Southampton 1 West Ham 2
Southampton supporters arrived in hope of witnessing the third successive Premier League win that would have given them some breathing space in the scrap for survival, but departed lamenting an all too familiar feeling as the outstanding Felipe Anderson brought their revival under Ralph Hasenhüttl to an abrupt halt.
Nathan Redmond had put Southampton ahead early in the second half but that lead lasted for only 168 seconds as West Ham turned the game on its head. Felipe Anderson, who scored only once in his opening 10 Premier League games, has been making up for lost time since.
The Brazilian hauled West Ham level with a terrific shot from just outside the area and then made it seven goals in his last nine matches with a splendid winner. Signed in the summer for a club-record £36m, Anderson looks like the best piece of business West Ham have done for a long time. How Southampton, who remain only three points above the bottom three, could do with someone with his class.
There had been a feeling beforehand that this was a good time for Southampton to face West Ham, who were plagued by injuries. Manuel Pellegrini was without 10 senior players, with Javier Hernández, Fabián Balbuena and Pablo Zabaleta the latest additions to a long list of absentees. As a result the West Ham manager was forced to play square pegs in round holes – Michail Antonio was deployed at right-back – and able to name only six substitutes.
Despite all of that it was West Ham who looked the more accomplished side for much of the opening 45 minutes. The visitors should have been ahead, too, but Lucas Pérez, who supplanted Hernández in attack as West Ham's lone striker, squandered a gilt-edged chance midway through the first half following a raid down Southampton's right flank, where Yan Valery, the wing-back, was often outnumbered.
Felipe Anderson fed the overlapping Aaron Cresswell and the left-back had the presence of mind to look up and pick out Pérez, who was totally unmarked and no more than 12 yards out. A goal beckoned but the Spaniard snatched at the opportunity, with his connection so poor that he failed even to force Alex McCarthy into a save as he dragged a left-foot shot horribly wide. The anguished expression on Pérez's face afterwards said it all.
Southampton had actually started brightly. The match was less than three minutes old when Danny Ings, linking neatly with Stuart Armstrong in the inside-left channel, darted into the penalty area before wriggling in between Angelo Ogbonna and Antonio. The angle was against Ings, however, and he could only stab the ball into the side-netting.
Nathan Redmond had already seen a 22-yard shot saved by Lukasz Fabianski and in those early stages it looked as though Southampton were in the mood to take the game to West Ham.
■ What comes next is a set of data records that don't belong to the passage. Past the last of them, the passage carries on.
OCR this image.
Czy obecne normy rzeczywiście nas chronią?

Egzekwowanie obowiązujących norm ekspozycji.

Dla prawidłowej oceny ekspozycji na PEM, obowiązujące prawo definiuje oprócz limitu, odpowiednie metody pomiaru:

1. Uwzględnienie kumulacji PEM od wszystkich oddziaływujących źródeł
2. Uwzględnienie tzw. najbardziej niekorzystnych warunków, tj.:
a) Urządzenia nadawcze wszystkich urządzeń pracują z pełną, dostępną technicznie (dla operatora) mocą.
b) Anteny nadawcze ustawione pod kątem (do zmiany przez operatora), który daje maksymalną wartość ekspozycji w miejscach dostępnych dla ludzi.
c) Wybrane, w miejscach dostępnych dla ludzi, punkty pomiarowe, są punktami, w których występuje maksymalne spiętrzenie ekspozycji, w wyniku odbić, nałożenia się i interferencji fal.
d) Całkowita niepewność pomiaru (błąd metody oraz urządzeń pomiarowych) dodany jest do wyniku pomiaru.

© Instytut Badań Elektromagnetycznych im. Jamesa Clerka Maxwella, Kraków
If that was the plan, it never materialised for the rest of the half as West Ham, with Declan Rice increasingly influential in the centre of the pitch, were dominating possession.
The one missing ingredient for West Ham in that period was the final ball, although Cresswell did deliver another superb centre that was begging to be touched home. Robert Snodgrass, twisting and turning on the edge of the Southampton area, thumped a shot wide at the end of the first half and that was about as good as it got after that Pérez opening.
Everything changed after the restart, though, as the game exploded into life with a goal that was the definition of scrappy. Lukasz Fabianski initially denied both Redmond and Oriol Romeu but the Southampton winger still managed to bundle the ball over the line, under pressure from Ogbonna, with what looked like his forearm.
West Ham complained bitterly that Redmond was offside when he had his initial effort but replays showed that Antonio played him on.
West Ham’s response, and Felipe Anderson’s in particular, was stunning. The visitors were level within three minutes when Felipe Anderson dispatched Maya Yoshida’s attempted clearance with a superb right-footed shot that arrowed inside McCarthy’s near post. The game was now stretched as both teams chased victory. Armstrong forced Fabianski into a fine save and it was from the corner that followed that West Ham broke away to score their second.
Antonio, driving from deep, fed a perfectly weighted pass into the path of Felipe Anderson, who took a couple of touches to steady himself before sweeping a lovely rising right-footed shot across McCarthy and into the far corner. Pérez, set up by Felipe Anderson, came close to making it 3-1 only for Jannik Vestergaard to make a brilliantly-timed block.
Southampton still had some life in them and Mario Lemina, released by Redmond, came agonisingly close to scoring an equaliser with an angled shot that Fabianski did well to keep out. At the other end Felipe Anderson was desperately unlucky not to complete his hat-trick.